文化史館前に入口の左方にあるのが、「兼房」の名で知られる人物の塚趾だ。自然石風の石塔が斜面に無造作に置かれ、傍らに板碑が立っている。曰く「源義経従臣増尾十郎兼房戦死の跡」。「増尾」は「ますお」ではなく、「ましお」や「ますお」ではなく「ましのお」と読む。

この人物は、義経記では、「十郎権頭」(じゅうろうごんのかみ)とも表記される。後に義経と高館で最期を共にする北の方の久我大臣の女(むすめ)の乳父(めのと=養育係)だったと言われる人物だ。義経記への初出は、巻第七の「判官北国落の事」である。時期でいえば文治二年正月の末。いよいよ義経主従が北国道を通って、奥州平泉へ向かう場面で、北の方となるこの女性を連れてゆく過程で登場してくる。この時、兼房は63歳の高齢であった。もちろん平家物語には登場はせず、義経記の作者によって創作された人物であろう。

久我大臣といえば、しばしば平時忠(1128-1189)に擬し創作された人物と言われる。つまり、清盛の妻時子の弟で壇ノ浦で死にきれず、娘を義経にやって罪を逃れて、能登に流されたあの時忠である。彼は「平家にあらずんば人にあらず」という平家の奢り(増長)に通じる言葉を遺したことでも知られる。平家に仕えていた者が最後には、手塩にかけて育てた姫の護衛をして奥州平泉にまでやってきて、平家を滅ぼした義経の最期を看取って亡くなったというのは創作とはいえ日本人の好む切なさという情緒が漂っている。

この場所の西側には「片岡八郎経春の戦死の跡」、更に小道を挟んで鈴木三郎重家戦死の跡」がある。
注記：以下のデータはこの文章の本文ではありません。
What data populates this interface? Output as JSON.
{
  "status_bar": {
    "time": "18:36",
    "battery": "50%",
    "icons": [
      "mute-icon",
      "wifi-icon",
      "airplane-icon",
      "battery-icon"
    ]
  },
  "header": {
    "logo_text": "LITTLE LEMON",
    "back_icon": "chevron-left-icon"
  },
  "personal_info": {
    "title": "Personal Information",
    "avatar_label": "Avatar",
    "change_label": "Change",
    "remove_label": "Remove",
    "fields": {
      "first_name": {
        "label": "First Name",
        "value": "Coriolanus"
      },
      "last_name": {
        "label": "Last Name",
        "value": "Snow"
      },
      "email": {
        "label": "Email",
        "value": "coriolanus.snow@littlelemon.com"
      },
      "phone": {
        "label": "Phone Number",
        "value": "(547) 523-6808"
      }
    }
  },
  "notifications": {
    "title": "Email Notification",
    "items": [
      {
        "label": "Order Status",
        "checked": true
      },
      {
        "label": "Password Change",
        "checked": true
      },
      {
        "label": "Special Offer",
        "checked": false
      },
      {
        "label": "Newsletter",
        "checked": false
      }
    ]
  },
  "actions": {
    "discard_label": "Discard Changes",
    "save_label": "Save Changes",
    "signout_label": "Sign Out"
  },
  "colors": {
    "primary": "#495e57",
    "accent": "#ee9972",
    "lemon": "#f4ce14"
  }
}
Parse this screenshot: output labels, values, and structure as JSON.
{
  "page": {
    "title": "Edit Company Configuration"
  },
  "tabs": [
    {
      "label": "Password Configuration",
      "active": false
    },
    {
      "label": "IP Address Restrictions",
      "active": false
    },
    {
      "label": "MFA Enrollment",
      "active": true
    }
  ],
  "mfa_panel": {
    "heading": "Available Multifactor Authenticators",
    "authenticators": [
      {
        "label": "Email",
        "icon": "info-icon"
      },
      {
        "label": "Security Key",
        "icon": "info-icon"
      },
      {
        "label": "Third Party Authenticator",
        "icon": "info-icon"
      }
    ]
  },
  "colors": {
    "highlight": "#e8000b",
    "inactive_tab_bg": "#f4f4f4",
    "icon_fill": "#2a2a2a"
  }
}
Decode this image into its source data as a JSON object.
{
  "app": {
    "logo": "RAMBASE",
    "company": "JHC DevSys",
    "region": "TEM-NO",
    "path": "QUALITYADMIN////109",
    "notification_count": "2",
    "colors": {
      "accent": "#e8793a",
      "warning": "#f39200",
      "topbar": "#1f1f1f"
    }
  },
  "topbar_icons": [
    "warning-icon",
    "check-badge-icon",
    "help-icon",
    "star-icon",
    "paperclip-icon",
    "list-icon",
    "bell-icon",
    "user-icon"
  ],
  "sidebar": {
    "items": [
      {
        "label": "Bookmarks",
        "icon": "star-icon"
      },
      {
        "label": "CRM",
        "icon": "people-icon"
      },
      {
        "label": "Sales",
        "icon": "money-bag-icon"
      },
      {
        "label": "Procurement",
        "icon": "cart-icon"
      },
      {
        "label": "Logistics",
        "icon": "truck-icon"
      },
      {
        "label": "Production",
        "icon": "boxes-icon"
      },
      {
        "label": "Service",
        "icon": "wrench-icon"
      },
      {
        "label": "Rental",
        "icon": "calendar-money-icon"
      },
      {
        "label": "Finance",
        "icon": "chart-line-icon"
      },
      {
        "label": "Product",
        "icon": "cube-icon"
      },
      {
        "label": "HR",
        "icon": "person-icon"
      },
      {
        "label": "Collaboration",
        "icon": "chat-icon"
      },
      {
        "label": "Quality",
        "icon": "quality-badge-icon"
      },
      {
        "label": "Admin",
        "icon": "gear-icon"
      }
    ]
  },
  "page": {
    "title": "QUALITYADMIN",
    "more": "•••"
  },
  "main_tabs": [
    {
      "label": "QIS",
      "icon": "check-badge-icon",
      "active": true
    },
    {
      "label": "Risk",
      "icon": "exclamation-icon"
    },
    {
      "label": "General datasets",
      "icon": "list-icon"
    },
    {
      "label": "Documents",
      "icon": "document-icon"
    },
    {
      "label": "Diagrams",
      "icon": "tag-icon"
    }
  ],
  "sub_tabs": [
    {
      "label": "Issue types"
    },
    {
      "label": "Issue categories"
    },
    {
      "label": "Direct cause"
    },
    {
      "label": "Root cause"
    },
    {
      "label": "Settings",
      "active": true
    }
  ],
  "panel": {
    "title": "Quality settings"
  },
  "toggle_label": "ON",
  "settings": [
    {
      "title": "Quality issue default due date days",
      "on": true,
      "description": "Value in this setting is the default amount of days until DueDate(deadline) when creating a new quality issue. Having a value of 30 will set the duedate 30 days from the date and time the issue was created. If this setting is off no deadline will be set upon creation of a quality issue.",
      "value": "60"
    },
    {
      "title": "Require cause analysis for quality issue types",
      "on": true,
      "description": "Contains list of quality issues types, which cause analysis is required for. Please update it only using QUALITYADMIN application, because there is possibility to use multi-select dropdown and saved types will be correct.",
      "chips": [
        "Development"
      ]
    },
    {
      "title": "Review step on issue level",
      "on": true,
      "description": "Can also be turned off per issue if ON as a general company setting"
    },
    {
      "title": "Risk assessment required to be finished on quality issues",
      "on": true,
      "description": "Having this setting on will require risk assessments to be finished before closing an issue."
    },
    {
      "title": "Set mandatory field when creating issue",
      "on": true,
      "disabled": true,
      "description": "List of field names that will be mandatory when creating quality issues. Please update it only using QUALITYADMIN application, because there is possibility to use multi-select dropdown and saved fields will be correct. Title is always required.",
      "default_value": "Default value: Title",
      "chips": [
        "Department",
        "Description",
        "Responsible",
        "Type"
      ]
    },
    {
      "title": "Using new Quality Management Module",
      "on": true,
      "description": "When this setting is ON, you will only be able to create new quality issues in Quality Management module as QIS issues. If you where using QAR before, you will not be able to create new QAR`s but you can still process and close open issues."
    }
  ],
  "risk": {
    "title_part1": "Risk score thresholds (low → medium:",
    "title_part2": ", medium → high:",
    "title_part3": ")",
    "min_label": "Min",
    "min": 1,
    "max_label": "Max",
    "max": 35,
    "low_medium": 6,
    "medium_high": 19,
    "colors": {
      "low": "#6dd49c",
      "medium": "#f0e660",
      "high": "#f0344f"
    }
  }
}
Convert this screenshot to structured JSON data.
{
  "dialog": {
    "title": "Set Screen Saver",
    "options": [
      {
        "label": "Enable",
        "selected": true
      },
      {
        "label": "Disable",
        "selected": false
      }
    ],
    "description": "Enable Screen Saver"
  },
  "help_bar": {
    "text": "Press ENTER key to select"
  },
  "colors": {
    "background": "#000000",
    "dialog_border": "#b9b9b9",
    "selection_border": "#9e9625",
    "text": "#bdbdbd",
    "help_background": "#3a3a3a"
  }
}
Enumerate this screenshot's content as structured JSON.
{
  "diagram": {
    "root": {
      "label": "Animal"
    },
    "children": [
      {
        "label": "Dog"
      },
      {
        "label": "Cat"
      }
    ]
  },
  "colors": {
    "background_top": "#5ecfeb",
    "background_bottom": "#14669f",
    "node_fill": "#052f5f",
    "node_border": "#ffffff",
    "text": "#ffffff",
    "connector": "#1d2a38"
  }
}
また鈴木重家の弟、「亀井六郎重清戦死の跡」もある。鈴木重家の跡は、鉄塔の金網に囲まれてていて見た目にいっそう哀れである。

平泉文化史館周辺のある地域は、高館からみれば、かなりの距離になる。高館に西門あるいは西木戸というものがあれば、そこからでも有に二町(218m)ほどにはなるであろう。ということは、義経の郎等たちは、高館に籠もって持ちこたえていたものの、いよいよ最後となった時、敵のなかに切り込んで壮絶な死を遂げたということも考えられる。

弁慶の五輪の塔と松も含め、文治五年閏四月三〇日の泰衡の急襲によって、戦死した義経の郎等の戦死跡をそのまま塚にしたものだろうか。弁慶立ち往生したというものは、衣川の田畑の中にあるというが、往時の戦の記憶をとどめようと、そままの配置で地元の者が弔ったとすれば、実にあっぱれなことだ。そんなことを思いつつ、兼房の松に手を合わせると、松に降り積もった白雪が、音を立ててザァーっと落ちたのであった。